À l'extrême nord de l'Allemagne, dans la région de la Frise septentrionale, la petite île de Föhr défie la mer du Nord. À quelques encablures seulement de la frontière danoise, c'est un lieu sauvage, à la merci des éléments, étendu sur 12 kilomètres de long pour seulement 6,8 de large. D'épais murs d'herbes le ceinturent pour mieux le protéger des inondations, car 60 % de son territoire se situe sous le niveau de la mer. En contrepartie, l'eau baisse tellement lors des grandes marées qu'il est possible de rejoindre les îles environnantes… à pied ! La diversité de la faune et de la flore, comme la variété des paysages, en font un site particulièrement attractif les beaux jours venus, la population passant de 8 500 âmes l'hiver à près de 40 000 en été ! Si Föhr appartient au pays de Goethe, ses habitants - les Frisons - ont pourtant leur propre langue, culture et patrimoine. Au XVII siècle, une école de navigation y fut fondée pour former de nombreux capitaines de la marine, naviguant ensuite à travers le globe. De leurs périples en Extrême-Orient, ces derniers rapportèrent, entre autres, l'art de la céramique, qu'ils incorporèrent ensuite dans leur propre tradition architecturale. D'ailleurs, dans les maisons en briques et toits de chaume typiques de l'île, des murs de salle à manger abondamment décorés prouvaient à l'époque la richesse des habitants.

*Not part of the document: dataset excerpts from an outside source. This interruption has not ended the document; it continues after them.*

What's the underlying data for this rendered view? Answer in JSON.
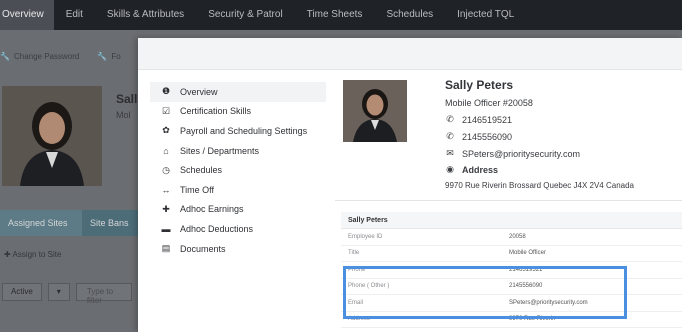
{
  "topnav": {
    "tabs": [
      "Overview",
      "Edit",
      "Skills & Attributes",
      "Security & Patrol",
      "Time Sheets",
      "Schedules",
      "Injected TQL"
    ]
  },
  "background": {
    "actions": [
      "Change Password",
      "Fo"
    ],
    "name_partial": "Sall",
    "subtitle_partial": "Mol",
    "tabs": [
      "Assigned Sites",
      "Site Bans"
    ],
    "assign_link": "Assign to Site",
    "filter_button": "Active",
    "filter_caret": "▾",
    "filter_placeholder": "Type to filter"
  },
  "sidebar": {
    "items": [
      {
        "label": "Overview",
        "icon": "info-circle-icon",
        "glyph": "❶"
      },
      {
        "label": "Certification Skills",
        "icon": "checkbox-icon",
        "glyph": "☑"
      },
      {
        "label": "Payroll and Scheduling Settings",
        "icon": "gear-icon",
        "glyph": "✿"
      },
      {
        "label": "Sites / Departments",
        "icon": "house-icon",
        "glyph": "⌂"
      },
      {
        "label": "Schedules",
        "icon": "clock-icon",
        "glyph": "◷"
      },
      {
        "label": "Time Off",
        "icon": "arrows-icon",
        "glyph": "↔"
      },
      {
        "label": "Adhoc Earnings",
        "icon": "plus-icon",
        "glyph": "✚"
      },
      {
        "label": "Adhoc Deductions",
        "icon": "minus-icon",
        "glyph": "▬"
      },
      {
        "label": "Documents",
        "icon": "document-icon",
        "glyph": "▤"
      }
    ]
  },
  "profile": {
    "name": "Sally Peters",
    "title": "Mobile Officer #20058",
    "phone1": "2146519521",
    "phone2": "2145556090",
    "email": "SPeters@prioritysecurity.com",
    "address_label": "Address",
    "address": "9970 Rue Riverin Brossard Quebec J4X 2V4 Canada"
  },
  "details": {
    "title": "Sally Peters",
    "rows": [
      {
        "k": "Employee ID",
        "v": "20058"
      },
      {
        "k": "Title",
        "v": "Mobile Officer"
      },
      {
        "k": "Phone",
        "v": "2146519521"
      },
      {
        "k": "Phone ( Other )",
        "v": "2145556090"
      },
      {
        "k": "Email",
        "v": "SPeters@prioritysecurity.com"
      },
      {
        "k": "Address",
        "v": "9970 Rue Riverin"
      }
    ]
  },
  "colors": {
    "highlight": "#4a8fe0",
    "nav_bg": "#1f2227"
  }
}
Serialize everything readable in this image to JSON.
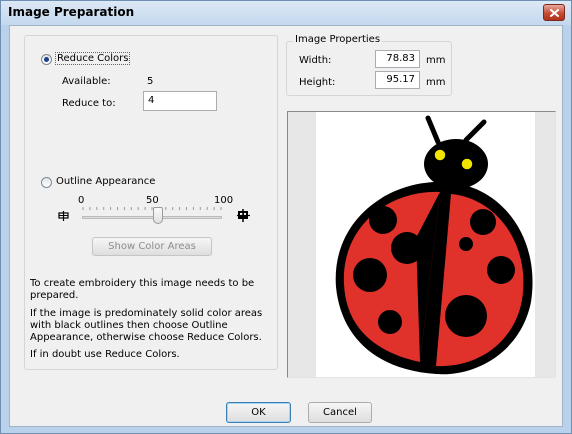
{
  "window": {
    "title": "Image Preparation",
    "close_icon": "close-icon"
  },
  "mode": {
    "reduce_colors_label": "Reduce Colors",
    "reduce_colors_selected": true,
    "available_label": "Available:",
    "available_value": "5",
    "reduce_to_label": "Reduce to:",
    "reduce_to_value": "4",
    "outline_label": "Outline Appearance",
    "outline_selected": false
  },
  "slider": {
    "min_label": "0",
    "mid_label": "50",
    "max_label": "100",
    "value": 50,
    "show_color_areas_label": "Show Color Areas"
  },
  "help": {
    "p1": "To create embroidery this image needs to be prepared.",
    "p2": "If the image is predominately solid color areas with black outlines then choose Outline Appearance, otherwise choose Reduce Colors.",
    "p3": "If in doubt use Reduce Colors."
  },
  "properties": {
    "title": "Image Properties",
    "width_label": "Width:",
    "width_value": "78.83",
    "height_label": "Height:",
    "height_value": "95.17",
    "unit": "mm"
  },
  "preview": {
    "subject": "ladybug-image"
  },
  "footer": {
    "ok_label": "OK",
    "cancel_label": "Cancel"
  },
  "colors": {
    "title_bar": "#c4d8ee",
    "dialog_bg": "#f0f0f0",
    "ladybug_red": "#e0312b",
    "ladybug_eyes": "#f2e600"
  }
}
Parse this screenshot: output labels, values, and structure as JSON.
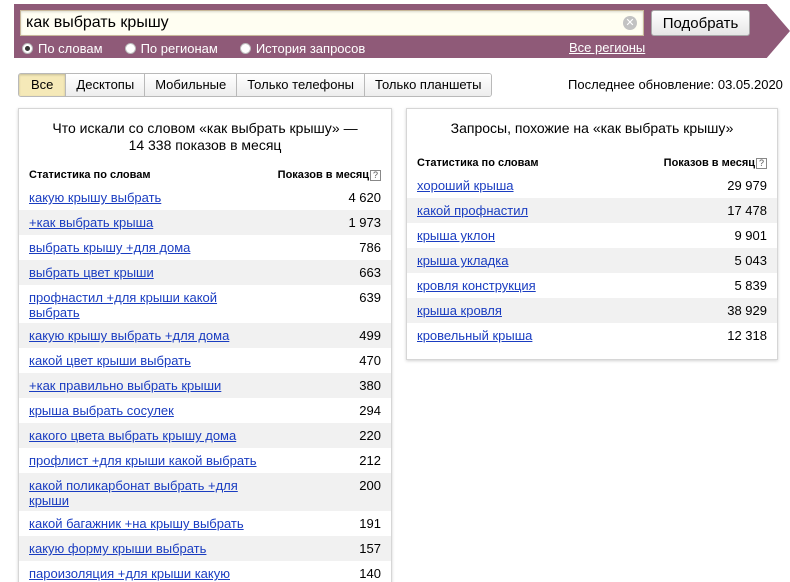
{
  "search": {
    "query": "как выбрать крышу",
    "button_label": "Подобрать",
    "clear_icon": "✕"
  },
  "modes": [
    {
      "label": "По словам",
      "checked": true
    },
    {
      "label": "По регионам",
      "checked": false
    },
    {
      "label": "История запросов",
      "checked": false
    }
  ],
  "regions_link": "Все регионы",
  "tabs": [
    {
      "label": "Все",
      "active": true
    },
    {
      "label": "Десктопы",
      "active": false
    },
    {
      "label": "Мобильные",
      "active": false
    },
    {
      "label": "Только телефоны",
      "active": false
    },
    {
      "label": "Только планшеты",
      "active": false
    }
  ],
  "last_update": "Последнее обновление: 03.05.2020",
  "left_panel": {
    "title": "Что искали со словом «как выбрать крышу» — 14 338 показов в месяц",
    "col_stat": "Статистика по словам",
    "col_shows": "Показов в месяц",
    "help_icon": "?",
    "rows": [
      {
        "phrase": "какую крышу выбрать",
        "count": "4 620"
      },
      {
        "phrase": "+как выбрать крыша",
        "count": "1 973"
      },
      {
        "phrase": "выбрать крышу +для дома",
        "count": "786"
      },
      {
        "phrase": "выбрать цвет крыши",
        "count": "663"
      },
      {
        "phrase": "профнастил +для крыши какой выбрать",
        "count": "639"
      },
      {
        "phrase": "какую крышу выбрать +для дома",
        "count": "499"
      },
      {
        "phrase": "какой цвет крыши выбрать",
        "count": "470"
      },
      {
        "phrase": "+как правильно выбрать крыши",
        "count": "380"
      },
      {
        "phrase": "крыша выбрать сосулек",
        "count": "294"
      },
      {
        "phrase": "какого цвета выбрать крышу дома",
        "count": "220"
      },
      {
        "phrase": "профлист +для крыши какой выбрать",
        "count": "212"
      },
      {
        "phrase": "какой поликарбонат выбрать +для крыши",
        "count": "200"
      },
      {
        "phrase": "какой багажник +на крышу выбрать",
        "count": "191"
      },
      {
        "phrase": "какую форму крыши выбрать",
        "count": "157"
      },
      {
        "phrase": "пароизоляция +для крыши какую выбрать",
        "count": "140"
      }
    ]
  },
  "right_panel": {
    "title": "Запросы, похожие на «как выбрать крышу»",
    "col_stat": "Статистика по словам",
    "col_shows": "Показов в месяц",
    "help_icon": "?",
    "rows": [
      {
        "phrase": "хороший крыша",
        "count": "29 979"
      },
      {
        "phrase": "какой профнастил",
        "count": "17 478"
      },
      {
        "phrase": "крыша уклон",
        "count": "9 901"
      },
      {
        "phrase": "крыша укладка",
        "count": "5 043"
      },
      {
        "phrase": "кровля конструкция",
        "count": "5 839"
      },
      {
        "phrase": "крыша кровля",
        "count": "38 929"
      },
      {
        "phrase": "кровельный крыша",
        "count": "12 318"
      }
    ]
  }
}
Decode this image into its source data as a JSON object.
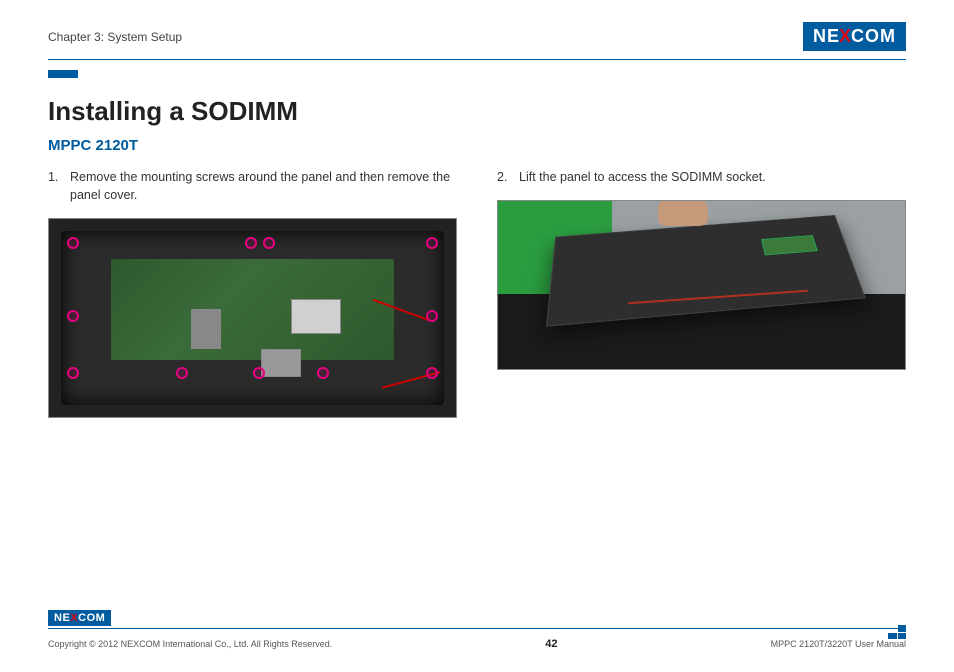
{
  "header": {
    "chapter": "Chapter 3: System Setup",
    "logo": {
      "left": "NE",
      "mid": "X",
      "right": "COM"
    }
  },
  "main": {
    "title": "Installing a SODIMM",
    "subtitle": "MPPC 2120T",
    "steps": [
      {
        "num": "1.",
        "text": "Remove the mounting screws around the panel and then remove the panel cover."
      },
      {
        "num": "2.",
        "text": "Lift the panel to access the SODIMM socket."
      }
    ]
  },
  "footer": {
    "logo": {
      "left": "NE",
      "mid": "X",
      "right": "COM"
    },
    "copyright": "Copyright © 2012 NEXCOM International Co., Ltd. All Rights Reserved.",
    "page": "42",
    "manual": "MPPC 2120T/3220T User Manual"
  }
}
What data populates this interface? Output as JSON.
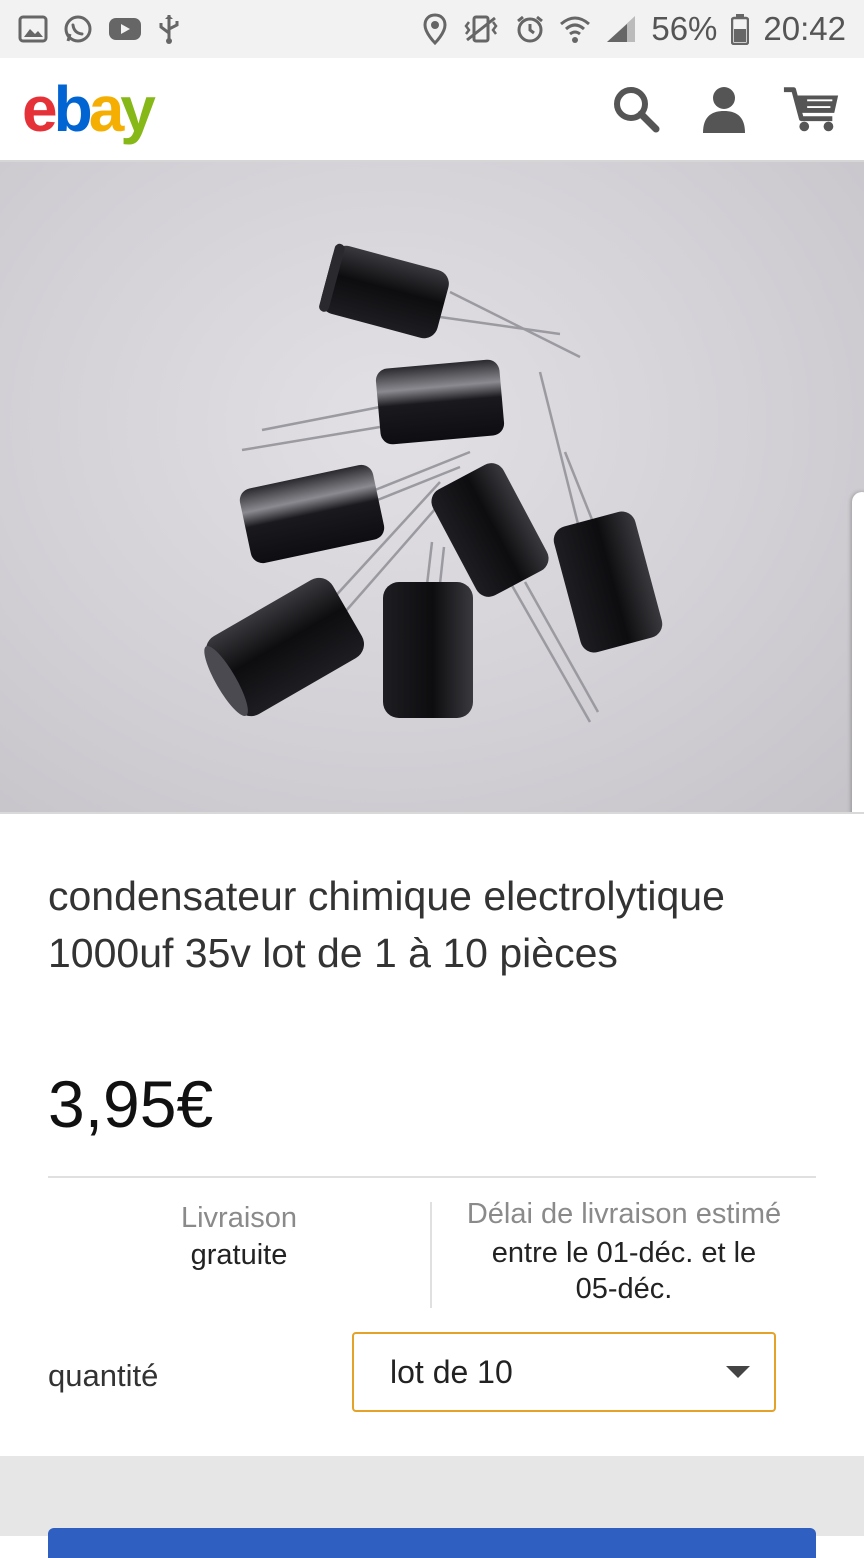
{
  "status_bar": {
    "battery": "56%",
    "time": "20:42",
    "icons_left": [
      "gallery-icon",
      "whatsapp-icon",
      "youtube-icon",
      "usb-debug-icon"
    ],
    "icons_right": [
      "location-icon",
      "vibrate-icon",
      "alarm-icon",
      "wifi-icon",
      "signal-icon",
      "battery-icon"
    ]
  },
  "header": {
    "logo_letters": [
      "e",
      "b",
      "a",
      "y"
    ],
    "logo_colors": [
      "#e53238",
      "#0064d2",
      "#f5af02",
      "#86b817"
    ],
    "icons": [
      "search-icon",
      "user-icon",
      "cart-icon"
    ]
  },
  "product": {
    "title": "condensateur chimique electrolytique 1000uf 35v lot de 1 à 10 pièces",
    "price": "3,95€"
  },
  "shipping": {
    "label": "Livraison",
    "value": "gratuite"
  },
  "delivery": {
    "label": "Délai de livraison estimé",
    "value_line1": "entre le 01-déc. et le",
    "value_line2": "05-déc."
  },
  "quantity": {
    "label": "quantité",
    "selected": "lot de 10"
  },
  "colors": {
    "accent_border": "#e5a228",
    "buy_button": "#2f5fc0"
  }
}
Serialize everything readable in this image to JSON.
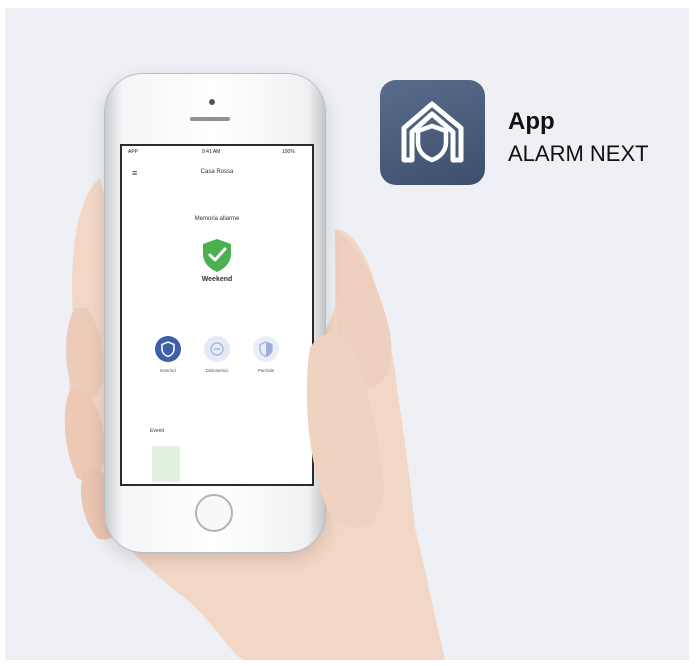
{
  "badge": {
    "title": "App",
    "subtitle": "ALARM NEXT",
    "icon": "shield-house-icon",
    "icon_bg": "#4a5b7a"
  },
  "phone_screen": {
    "status_left": "APP",
    "status_time": "9:41 AM",
    "status_right": "100%",
    "nav_title": "Casa Rossa",
    "memory_title": "Memoria allarme",
    "status_word": "Weekend",
    "modes": [
      {
        "label": "Inserisci",
        "icon": "shield-icon",
        "active": true
      },
      {
        "label": "Disinserisci",
        "icon": "unlock-icon",
        "active": false
      },
      {
        "label": "Parziale",
        "icon": "half-shield-icon",
        "active": false
      }
    ],
    "history_title": "Eventi",
    "accent": "#3d5fa8",
    "ok_color": "#4caf50"
  }
}
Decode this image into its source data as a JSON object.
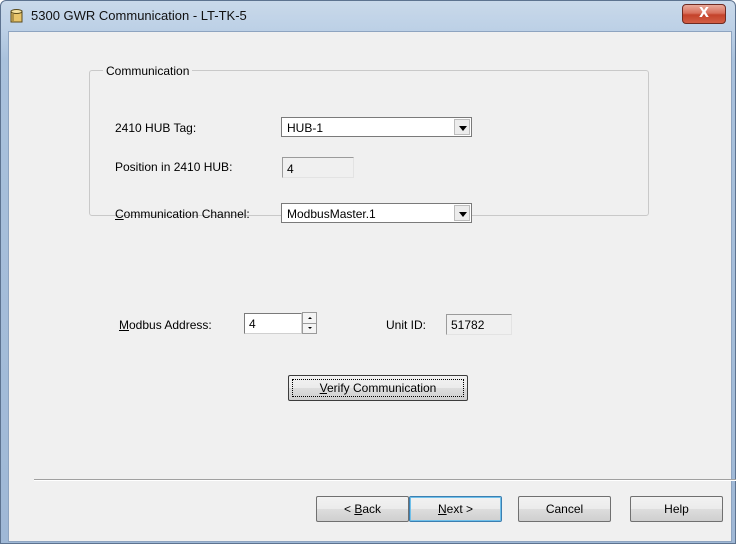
{
  "window": {
    "title": "5300 GWR Communication - LT-TK-5",
    "close_label": "X",
    "icon": "database-cylinder-icon"
  },
  "communication_group": {
    "legend": "Communication",
    "hub_tag_label": "2410 HUB Tag:",
    "hub_tag_value": "HUB-1",
    "position_label": "Position in 2410 HUB:",
    "position_value": "4",
    "channel_label_prefix": "C",
    "channel_label_rest": "ommunication Channel:",
    "channel_value": "ModbusMaster.1"
  },
  "modbus": {
    "address_label_prefix": "M",
    "address_label_rest": "odbus Address:",
    "address_value": "4",
    "unit_id_label": "Unit ID:",
    "unit_id_value": "51782"
  },
  "verify": {
    "label_prefix": "V",
    "label_rest": "erify Communication"
  },
  "footer": {
    "back_prefix": "< ",
    "back_accel": "B",
    "back_rest": "ack",
    "next_accel": "N",
    "next_rest": "ext >",
    "cancel_label": "Cancel",
    "help_label": "Help"
  },
  "colors": {
    "frame": "#a9c1dc",
    "close_button": "#c4432b",
    "dialog_background": "#f0f0f0"
  }
}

DES CARAÏBES À LA SUÈDE, EN PASSANT PAR L'ITALIE
C'est sur un bout de ces « Caraïbes de la Frise », comme les surnomment les locaux, que Karl et Åse, couple de suédois retraités, ont trouvé refuge pour leurs vacances annuelles. En aucun cas un hasard, puisque le père de cette dernière, originaire de l'île, lui a légué son ancienne demeure. Seul souci, les lieux deviennent trop étroits pour accueillir à la fois leurs trois enfants et quatre petits-enfants. Ils imaginent alors réaménager les combles, jusqu'ici peu usités. Par chance, l'architecte Karin Matz fait partie de la famille et c'est à elle et l'italien Francesco Di Gregorio, qui ont réuni leurs agences en 2011, qu'ils confient cette rénovation. Leurs demandes sont simples : deux chambres supplémentaires séparées, une cuisine et une pièce de vie pour un étage indépendant.
« Les propriétaires ne souhaitaient pas forcément un lieu “ moderne ”, assure Karin, mais plutôt quelque chose de différent du rez-de-chaussée sombre, petit et cloisonné qu'eux occupaient. »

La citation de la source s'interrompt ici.